Die Aufwertung wäre für uns ein harter Schlag, und unseren Nachbarn wäre nicht einmal geholfen.

Nun dementieren sie wieder. Es vergeht kaum ein Tag, an dem nicht irgendwo und von irgendwem abgestritten wird, daß die Mark aufgewertet werden soll: die Bundesregierung, der Wirtschaftsminister, der Finanzminister oder die Bundesbank. Was diese Dementis wert sind, mag eine Begebenheit am Rande der Aufwertung vom 5. März 1961 zeigen: noch zwei Tage vor diesem Termin schwor Bundesbank-Direktoriumsmitglied Dr. Wolf in vertraulicher Runde alle heiligen Eide, daß keine Aufwertung kommen würde. 36 Stunden später war sie da.

Was anderes aber sollen die Verantwortlichen tun? Jede Andeutung eines solchen Schrittes würde eine Sturzflut von Spekulationsgeld aus anderen Ländern auslösen. Anstatt sich an wertlose Dementis sollte man sich besser an die Fakten halten. Und hier lassen sich sowohl Gründe für als auch gegen eine Aufwertung der Mark ins Feld führen.
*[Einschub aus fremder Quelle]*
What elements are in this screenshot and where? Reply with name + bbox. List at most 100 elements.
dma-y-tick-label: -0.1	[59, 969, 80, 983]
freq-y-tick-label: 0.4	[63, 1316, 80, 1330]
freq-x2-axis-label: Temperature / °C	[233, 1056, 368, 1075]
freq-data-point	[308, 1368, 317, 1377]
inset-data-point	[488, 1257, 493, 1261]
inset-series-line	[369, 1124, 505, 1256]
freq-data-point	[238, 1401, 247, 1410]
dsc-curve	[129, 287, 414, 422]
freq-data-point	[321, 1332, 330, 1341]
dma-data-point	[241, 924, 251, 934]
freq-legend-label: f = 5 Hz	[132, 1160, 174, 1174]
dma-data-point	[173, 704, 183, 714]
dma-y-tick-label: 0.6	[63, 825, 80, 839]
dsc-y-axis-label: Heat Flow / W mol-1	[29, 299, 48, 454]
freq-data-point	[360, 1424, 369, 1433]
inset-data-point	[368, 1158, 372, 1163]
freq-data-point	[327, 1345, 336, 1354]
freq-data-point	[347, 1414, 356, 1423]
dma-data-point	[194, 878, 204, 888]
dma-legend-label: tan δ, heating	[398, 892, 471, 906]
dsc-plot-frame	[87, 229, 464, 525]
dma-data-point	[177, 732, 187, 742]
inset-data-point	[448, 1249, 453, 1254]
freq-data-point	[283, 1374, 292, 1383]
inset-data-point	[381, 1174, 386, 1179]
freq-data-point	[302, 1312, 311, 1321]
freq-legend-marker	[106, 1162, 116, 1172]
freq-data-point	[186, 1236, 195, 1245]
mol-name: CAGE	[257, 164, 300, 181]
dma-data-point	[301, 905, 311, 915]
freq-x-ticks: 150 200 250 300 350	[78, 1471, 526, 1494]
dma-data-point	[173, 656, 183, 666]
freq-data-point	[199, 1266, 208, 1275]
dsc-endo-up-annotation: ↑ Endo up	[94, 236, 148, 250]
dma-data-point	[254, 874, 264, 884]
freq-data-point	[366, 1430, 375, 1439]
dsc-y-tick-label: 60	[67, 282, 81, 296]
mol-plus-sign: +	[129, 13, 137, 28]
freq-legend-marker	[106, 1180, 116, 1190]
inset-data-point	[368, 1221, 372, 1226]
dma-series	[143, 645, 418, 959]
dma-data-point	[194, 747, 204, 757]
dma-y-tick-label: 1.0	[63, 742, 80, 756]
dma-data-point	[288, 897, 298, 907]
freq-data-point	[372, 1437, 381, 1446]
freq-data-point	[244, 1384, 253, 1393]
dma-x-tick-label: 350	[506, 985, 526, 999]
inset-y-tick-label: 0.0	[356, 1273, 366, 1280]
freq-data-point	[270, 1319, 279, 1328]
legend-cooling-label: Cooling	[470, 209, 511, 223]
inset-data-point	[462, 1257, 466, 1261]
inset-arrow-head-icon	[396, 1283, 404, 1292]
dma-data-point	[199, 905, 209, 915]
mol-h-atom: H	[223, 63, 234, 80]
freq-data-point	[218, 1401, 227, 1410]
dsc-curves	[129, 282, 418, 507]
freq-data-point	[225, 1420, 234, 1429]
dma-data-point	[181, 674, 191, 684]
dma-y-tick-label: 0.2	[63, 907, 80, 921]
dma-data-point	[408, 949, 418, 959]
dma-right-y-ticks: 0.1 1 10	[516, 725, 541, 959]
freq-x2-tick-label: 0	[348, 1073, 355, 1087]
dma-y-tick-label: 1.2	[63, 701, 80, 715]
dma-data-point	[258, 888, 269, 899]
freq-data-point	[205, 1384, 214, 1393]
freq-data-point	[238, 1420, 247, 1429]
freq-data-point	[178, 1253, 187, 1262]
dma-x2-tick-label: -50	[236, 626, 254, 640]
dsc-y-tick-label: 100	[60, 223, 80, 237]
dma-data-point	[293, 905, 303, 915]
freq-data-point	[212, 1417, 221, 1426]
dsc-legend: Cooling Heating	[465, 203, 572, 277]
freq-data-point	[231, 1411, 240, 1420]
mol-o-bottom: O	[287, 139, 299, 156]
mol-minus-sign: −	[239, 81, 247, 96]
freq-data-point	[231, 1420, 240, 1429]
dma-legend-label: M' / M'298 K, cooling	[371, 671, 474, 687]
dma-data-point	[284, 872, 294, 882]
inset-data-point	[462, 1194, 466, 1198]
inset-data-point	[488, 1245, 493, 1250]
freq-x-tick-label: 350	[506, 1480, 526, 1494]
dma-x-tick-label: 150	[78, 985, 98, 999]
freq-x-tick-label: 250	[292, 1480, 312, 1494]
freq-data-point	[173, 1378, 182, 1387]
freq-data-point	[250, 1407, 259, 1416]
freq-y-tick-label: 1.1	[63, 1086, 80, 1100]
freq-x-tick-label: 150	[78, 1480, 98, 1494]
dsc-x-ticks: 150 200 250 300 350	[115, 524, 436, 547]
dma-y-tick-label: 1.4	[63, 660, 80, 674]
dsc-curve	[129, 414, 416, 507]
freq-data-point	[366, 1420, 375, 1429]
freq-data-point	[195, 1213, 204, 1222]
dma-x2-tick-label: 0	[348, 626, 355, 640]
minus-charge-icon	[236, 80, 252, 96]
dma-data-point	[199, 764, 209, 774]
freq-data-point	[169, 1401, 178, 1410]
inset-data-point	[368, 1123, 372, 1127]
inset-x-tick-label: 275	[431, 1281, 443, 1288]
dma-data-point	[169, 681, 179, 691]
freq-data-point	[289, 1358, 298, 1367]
Es muß aber klar unterschieden werden zwischen den weitgehend interessengebundenen Befürwortern eines solchen Schrittes im Ausland und den gegen eine Aufwertung sprechenden Gründen, die vorwiegend im Inland zu suchen sind.

Unsere Wirtschaft ist – nicht ohne Mühen – gerade aus dem Konjunkturtal heraus, nicht zuletzt durch gewaltige Anstrengungen, im Ausland neue Absatzmärkte zu finden. Viele Branchen leben heute von den Exporten. Hier aber liegt ein wesentlicher Unterschied zu der Situation vor sieben Jahren. Damals wurden im wesentlichen nur zwei Branchen „aufwertungsgeschädigt“ – der Schiffbau samt Schiffahrt und die Textilindustrie. Heute würde ein wesentlich größerer Teil unserer Wirtschaft – Automobil- und Elektroindustrie, Chemie und Maschinenbau, aber auch die wieder gesundeten Branchen Textil und Schiffbau – in Mitleidenschaft gezogen werden.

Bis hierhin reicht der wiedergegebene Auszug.